Grossman es ante todo un magnifico constructor de escenas y hay muchas a lo largo de toda la novela que cosen una historia majestuosa, la de todo un pueblo, la de un enorme país entero, la de una guerra inabarcable. Logra, a través de un mosaico de miradas, la de los grandes generales, pero sobre todo, la de los personajes más anónimos, levantar una compleja obra de ingeniería literaria, pero lo hace desde los sentimientos más primarios de sus personajes, que se ven obligados a sobrevivir en el paisaje, probablemente más hostil que nunca se haya descrito. La carta imposible con la que la madre judía se despide de su hijo minutos antes de abandonar el ghetto, la soledad de los soldados que avanzan en el combate, el paisaje dantesco de una Stalingrado agonizante, pero no vencida, el heroísmo de los soldados soviéticos que hacen de su supervivencia su victoria, la vileza inhumana de los generales que les empujan al matadero, el rigor científico con el que los nazis engranan la maquinaria de la muerte, la escena en la que el jefe de la Gestapo brinda por el trabajo de construcción realizado en los campos de concentración, las purgas y las persecuciones que florecen con la paranoia del estalinismo, los sentimientos contradictorios de los judíos que forman parte del comando que colabora en el proceso de exterminio de su religión, el frio que congela los cuerpos de los soldados alemanes en su derrota…. son tantas las escenas imborrables! Pero hay una de ellas, que es imposible olvidar y que se va construyendo en varias fases a lo largo de los capítulos, la que trasporta a Sofia Osipovna en unos vagones abarrotados de hambre y de miedo, la lleva hasta el campo de concentración, y la conduce, mientras suena la banda de música, hacia la cámara de gas, la que desnuda a cientos de cuerpos como si fueran uno sólo, la que describe el último suspiro del aire que contiene el gas por el que entra la muerte.

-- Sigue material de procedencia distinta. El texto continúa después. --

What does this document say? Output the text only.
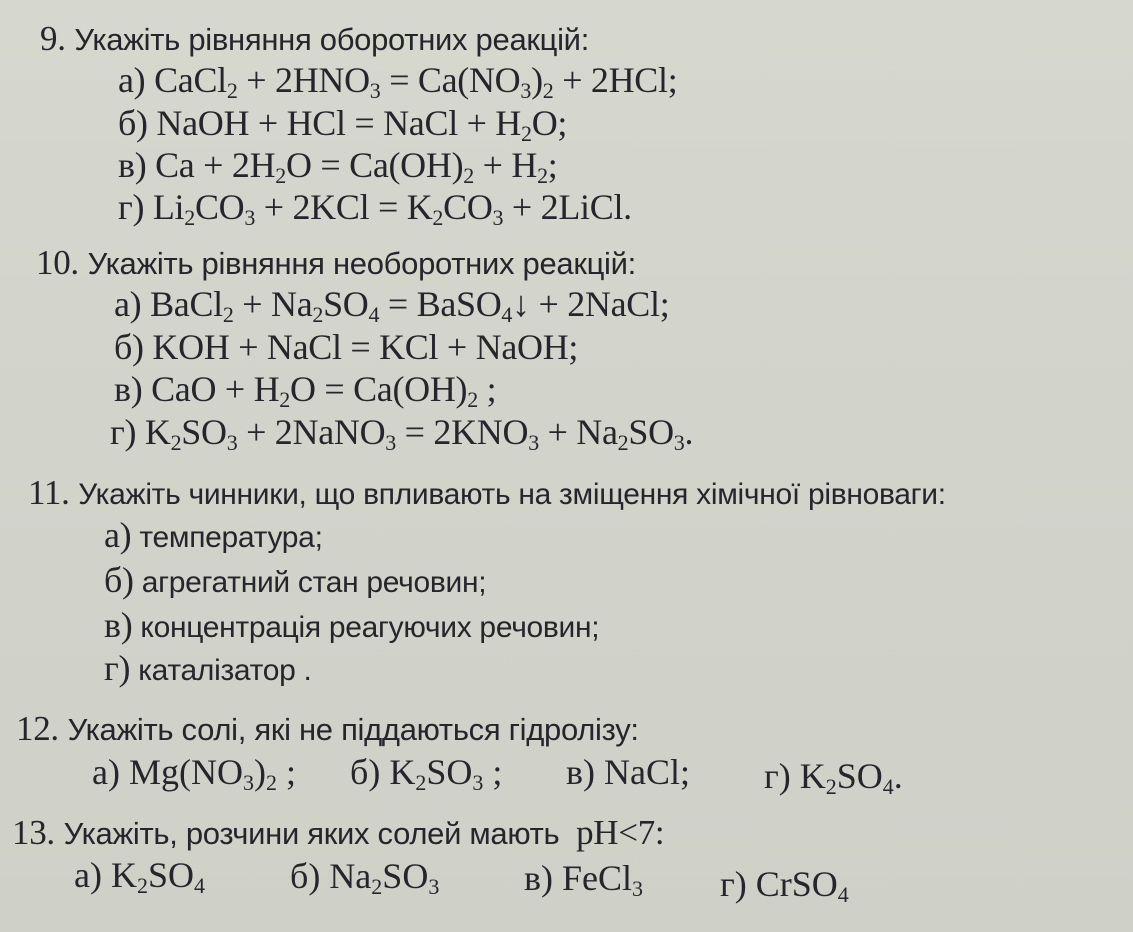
9. Укажіть рівняння оборотних реакцій:
а) CaCl$_2$ + $2HNO_3 = Ca(NO_3)_2 + 2HCl$;
б) NaOH + HCl = NaCl + $H_2O$;
в) $Ca + 2H_2O = Ca(OH)_2 + H_2$;
г) $Li_2CO_3 + 2KCl = K_2CO_3$ + 2LiCl.
10. Укажіть рівняння необоротних реакцій:
а) BaCl$_2$ + $Na_2SO_4$ = BaSO$_4$↓ + 2NaCl;
б) KOH + NaCl = KCl + NaOH;
в) CaO + $H_2O = Ca(OH)_2$ ;
г) $K_2SO_3$ + 2NaNO$_3$ = $2KNO_3 + Na_2SO_3$.
11. Укажіть чинники, що впливають на зміщення хімічної рівноваги:
а) температура;
б) агрегатний стан речовин;
в) концентрація реагуючих речовин;
г) каталізатор .
12. Укажіть солі, які не піддаються гідролізу:
а) $Mg(NO_3)_2$ ; б) $K_2SO_3$ ; в) NaCl; г) $K_2SO_4$.
13. Укажіть, розчини яких солей мають pH<7:
а) $K_2SO_4$ б) $Na_2SO_3$ в) FeCl$_3$ г) CrSO$_4$
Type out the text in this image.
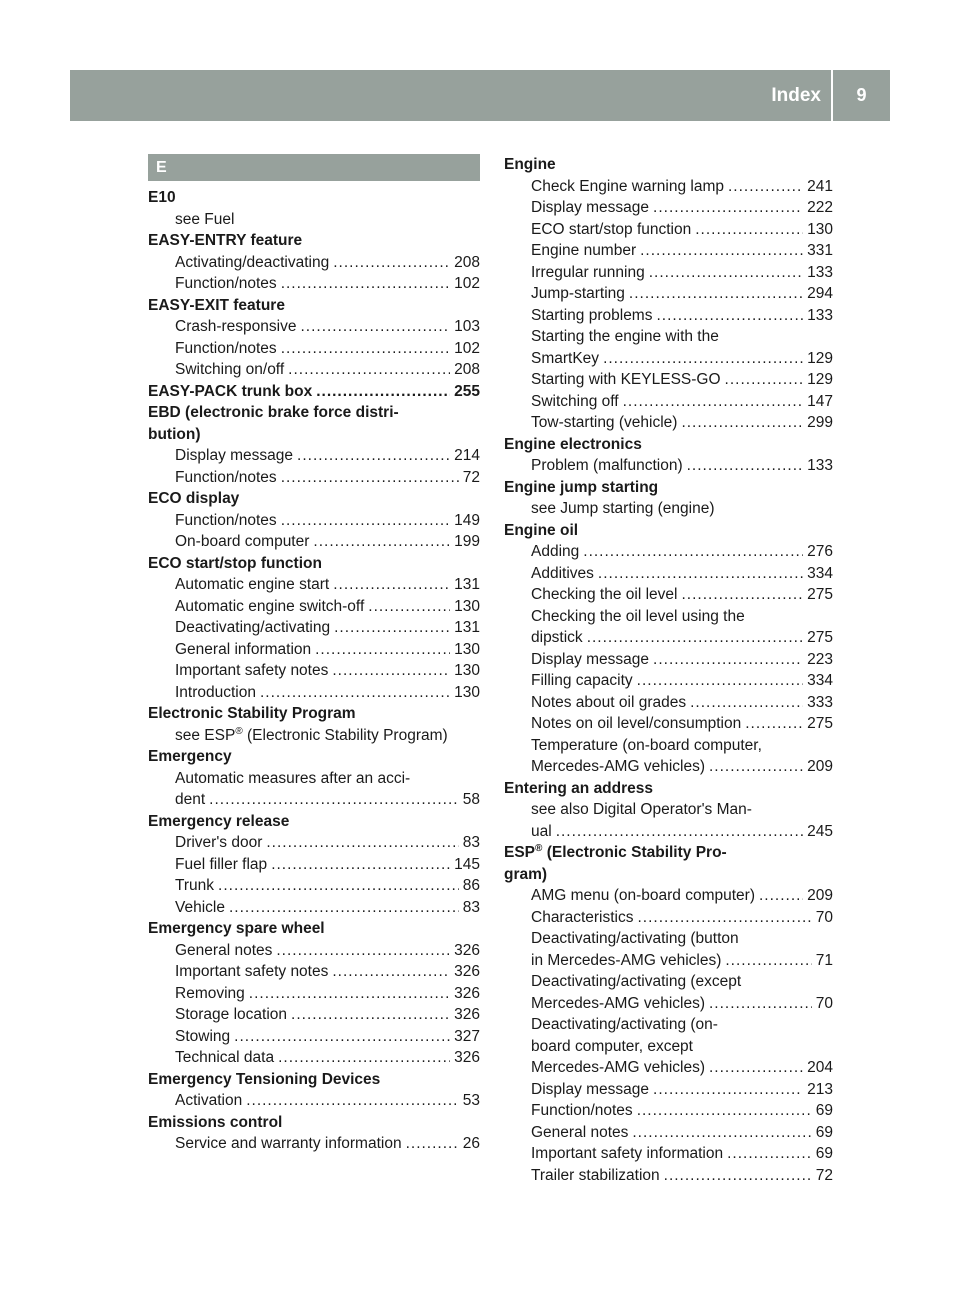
Index	9
E
E10
see Fuel
EASY-ENTRY feature
Activating/deactivating .....	208
Function/notes .....	102
EASY-EXIT feature
Crash-responsive .....	103
Function/notes .....	102
Switching on/off .....	208
EASY-PACK trunk box .....	255
EBD (electronic brake force distri-
bution)
Display message .....	214
Function/notes .....	72
ECO display
Function/notes .....	149
On-board computer .....	199
ECO start/stop function
Automatic engine start .....	131
Automatic engine switch-off .....	130
Deactivating/activating .....	131
General information .....	130
Important safety notes .....	130
Introduction .....	130
Electronic Stability Program
see ESP® (Electronic Stability Program)
Emergency
Automatic measures after an acci-
dent .....	58
Emergency release
Driver's door .....	83
Fuel filler flap .....	145
Trunk .....	86
Vehicle .....	83
Emergency spare wheel
General notes .....	326
Important safety notes .....	326
Removing .....	326
Storage location .....	326
Stowing .....	327
Technical data .....	326
Emergency Tensioning Devices
Activation .....	53
Emissions control
Service and warranty information .....	26
Engine
Check Engine warning lamp .....	241
Display message .....	222
ECO start/stop function .....	130
Engine number .....	331
Irregular running .....	133
Jump-starting .....	294
Starting problems .....	133
Starting the engine with the
SmartKey .....	129
Starting with KEYLESS-GO .....	129
Switching off .....	147
Tow-starting (vehicle) .....	299
Engine electronics
Problem (malfunction) .....	133
Engine jump starting
see Jump starting (engine)
Engine oil
Adding .....	276
Additives .....	334
Checking the oil level .....	275
Checking the oil level using the
dipstick .....	275
Display message .....	223
Filling capacity .....	334
Notes about oil grades .....	333
Notes on oil level/consumption .....	275
Temperature (on-board computer,
Mercedes-AMG vehicles) .....	209
Entering an address
see also Digital Operator's Man-
ual .....	245
ESP® (Electronic Stability Pro-
gram)
AMG menu (on-board computer) .....	209
Characteristics .....	70
Deactivating/activating (button
in Mercedes-AMG vehicles) .....	71
Deactivating/activating (except
Mercedes-AMG vehicles) .....	70
Deactivating/activating (on-
board computer, except
Mercedes-AMG vehicles) .....	204
Display message .....	213
Function/notes .....	69
General notes .....	69
Important safety information .....	69
Trailer stabilization .....	72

Vida y destino es un alegato contra el dolor y contra la barbarie, una diatriba contra todo tipo de totalitarismo. En una escena, un miembro de la brutal SS le confiesa a un prisionero ruso su fascinación por el régimen soviético, porque ambos están construidos sobre los mismos cimientos de destrucción moral. La historia real se encargaría de demostrarlo sólo unos años más tarde de cuando se narran los hechos.
Muchas son las cosas que un escritor novel puede aprender de Vasili Grossman, de todas ellas la que a mí más me fascina es la del novelista capaz de escribir, mientras pensaba que probablemente todo sería inútil, que aquella novela tan magnífica que estaba escribiendo, no vería nunca la luz, que los lectores no podrían saber la verdad de los hechos que él había vivido en primera persona y que no necesitaba inventar, ficcionar, porque aquella historia era verdadera. Su dolorosa experiencia es el mejor ejemplo de la pasión por escribir más allá de la incierta publicación. A fin de cuentas, el éxito, en muchas ocasiones, no es más que un capricho del destino y de la vida.